I understand about looks. I was bullied a great deal in my youth about appearance. My teeth are fine, but my face is not so great according to pretty much everyone growing up. It was so bad that now I can't see any prettiness in my face at all. I'm also very poor and can't travel. I'd love to take my kids and husband on adventures, but we can't all even go in the car I have because it's run down and only enough seat belts for one kid at a time. As for accomplished, I feel like a huge failure. I wanted to be a doctor and a novelist but instead I'm a secretary who is hated by her bosses...
But those are only bad things. I'm a great singer. And a good mom. I'm a kind person. I am smart even when my illness is trying to tell me otherwise. Like others have said, you have to make a list of the good qualities.
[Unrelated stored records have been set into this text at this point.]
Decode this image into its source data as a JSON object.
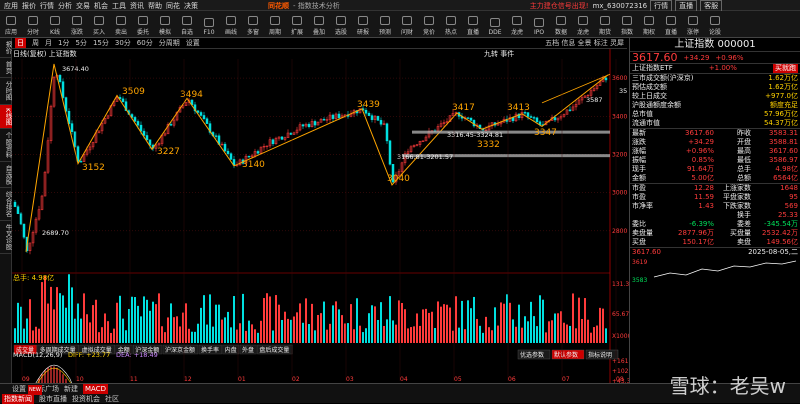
{
  "menu": {
    "items": [
      "应用",
      "报价",
      "行情",
      "分析",
      "交易",
      "机会",
      "工具",
      "资讯",
      "帮助",
      "同花",
      "决策"
    ],
    "logo": "同花顺",
    "window_title": "- 指数技术分析",
    "notice": "主力建仓信号出现!",
    "account": "mx_630072316",
    "buttons": [
      "行情",
      "直播",
      "客服"
    ]
  },
  "toolbar": {
    "items": [
      "应用",
      "分时",
      "K线",
      "涨跌",
      "买入",
      "卖出",
      "委托",
      "模拟",
      "自选",
      "F10",
      "画线",
      "多窗",
      "周期",
      "扩展",
      "叠加",
      "选股",
      "研报",
      "预测",
      "问财",
      "竞价",
      "热点",
      "直播",
      "DDE",
      "龙虎",
      "IPO",
      "数据",
      "龙虎",
      "期货",
      "指数",
      "期权",
      "直播",
      "涨停",
      "论股"
    ]
  },
  "leftnav": [
    "报价",
    "首页",
    "分时图",
    "K线图",
    "个股资料",
    "自选股",
    "综合排名",
    "牛叉诊股"
  ],
  "period": {
    "items": [
      "日",
      "周",
      "月",
      "1分",
      "5分",
      "15分",
      "30分",
      "60分",
      "分周期",
      "设置"
    ],
    "selected": "日"
  },
  "chart": {
    "title": "日线(复权)",
    "name": "上证指数",
    "ref_btn": "九转",
    "event_btn": "事件",
    "tools": [
      "五档",
      "信息",
      "全景",
      "标注",
      "灵犀"
    ]
  },
  "chart_data": {
    "type": "candlestick",
    "title": "上证指数 日线",
    "ylim": [
      2600,
      3700
    ],
    "yticks": [
      2800,
      3000,
      3200,
      3400,
      3600
    ],
    "swing_labels": [
      {
        "v": "3674.40"
      },
      {
        "v": "2689.70"
      },
      {
        "v": "3152"
      },
      {
        "v": "3509"
      },
      {
        "v": "3227"
      },
      {
        "v": "3494"
      },
      {
        "v": "3140"
      },
      {
        "v": "3439"
      },
      {
        "v": "3040"
      },
      {
        "v": "3417"
      },
      {
        "v": "3413"
      },
      {
        "v": "3332"
      },
      {
        "v": "3347"
      },
      {
        "v": "3316.45-3324.81"
      },
      {
        "v": "3166.81-3201.57"
      },
      {
        "v": "3587"
      },
      {
        "v": "35"
      }
    ],
    "volume": {
      "title": "总手: 4.98亿",
      "ticks": [
        "131.35亿",
        "65.67亿",
        "X1000"
      ]
    },
    "macd": {
      "label": "MACD(12,26,9)",
      "diff": "DIFF: +23.77",
      "dea": "DEA: +18.49",
      "ticks": [
        "+161.1",
        "+102.2",
        "+43.31",
        "-15.61",
        "-74.53"
      ]
    },
    "xaxis": [
      "09",
      "10",
      "11",
      "12",
      "01",
      "02",
      "03",
      "04",
      "05",
      "06",
      "07",
      "08"
    ]
  },
  "subtabs": [
    "成交量",
    "多周期成交量",
    "虚拟成交量",
    "金额",
    "沪深金额",
    "沪深京金额",
    "换手率",
    "内盘",
    "外盘",
    "盘后成交量"
  ],
  "macdtabs": [
    "优选参数",
    "默认参数",
    "指标说明"
  ],
  "bottom": {
    "row1": [
      "设置",
      "指标广场",
      "新建",
      "MACD"
    ],
    "row2": [
      "指数新闻",
      "股市直播",
      "投资机会",
      "社区"
    ],
    "new_badge": "NEW"
  },
  "right": {
    "title": "上证指数",
    "code": "000001",
    "price": "3617.60",
    "change": "+34.29",
    "pct": "+0.96%",
    "etf": "上证指数ETF",
    "etf_pct": "+1.00%",
    "etf_btn": "买就跑",
    "stats": [
      [
        "三市成交额(沪深京)",
        "1.62万亿"
      ],
      [
        "预估成交额",
        "1.62万亿"
      ],
      [
        "较上日成交",
        "+977.0亿"
      ],
      [
        "沪股通额度余额",
        "额度充足"
      ],
      [
        "总市值",
        "57.96万亿"
      ],
      [
        "流通市值",
        "54.37万亿"
      ]
    ],
    "quote": [
      [
        "最新",
        "3617.60",
        "昨收",
        "3583.31"
      ],
      [
        "涨跌",
        "+34.29",
        "开盘",
        "3588.81"
      ],
      [
        "涨幅",
        "+0.96%",
        "最高",
        "3617.60"
      ],
      [
        "振幅",
        "0.85%",
        "最低",
        "3586.97"
      ],
      [
        "现手",
        "91.64万",
        "总手",
        "4.98亿"
      ],
      [
        "金额",
        "5.00亿",
        "总额",
        "6564亿"
      ]
    ],
    "breadth": [
      [
        "市盈",
        "12.28",
        "上涨家数",
        "1648"
      ],
      [
        "市盈",
        "11.59",
        "平盘家数",
        "95"
      ],
      [
        "市净率",
        "1.43",
        "下跌家数",
        "569"
      ],
      [
        "",
        "",
        "换手",
        "25.33"
      ],
      [
        "委比",
        "-6.39%",
        "委差",
        "-345.54万"
      ],
      [
        "卖盘量",
        "2877.96万",
        "买盘量",
        "2532.42万"
      ],
      [
        "买盘",
        "150.17亿",
        "卖盘",
        "149.56亿"
      ]
    ],
    "date": "2025-08-05,二",
    "last": "3617.60",
    "mini_top": "3619",
    "mini_bot": "3583"
  },
  "watermark": "雪球：老吴w"
}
I, too, have fought the suicide demon, since I was twelve years old. Suicidal ideation is a symptom of the greater illness. It's a dangerous one, yes. You can't let your guard down or turn your back on it. It's telling you these lies and stories that your not as good as your friends. But you are! I'm sure your friends see all the wonderful qualities in you and that's why you're their friend.
You have had a hard life, but that doesn't make you a bad person. Just because you have the strength to post your worries is enough to show you're not done fighting! You belong in this world and are an important part of it, even when it's too dark for you to see that.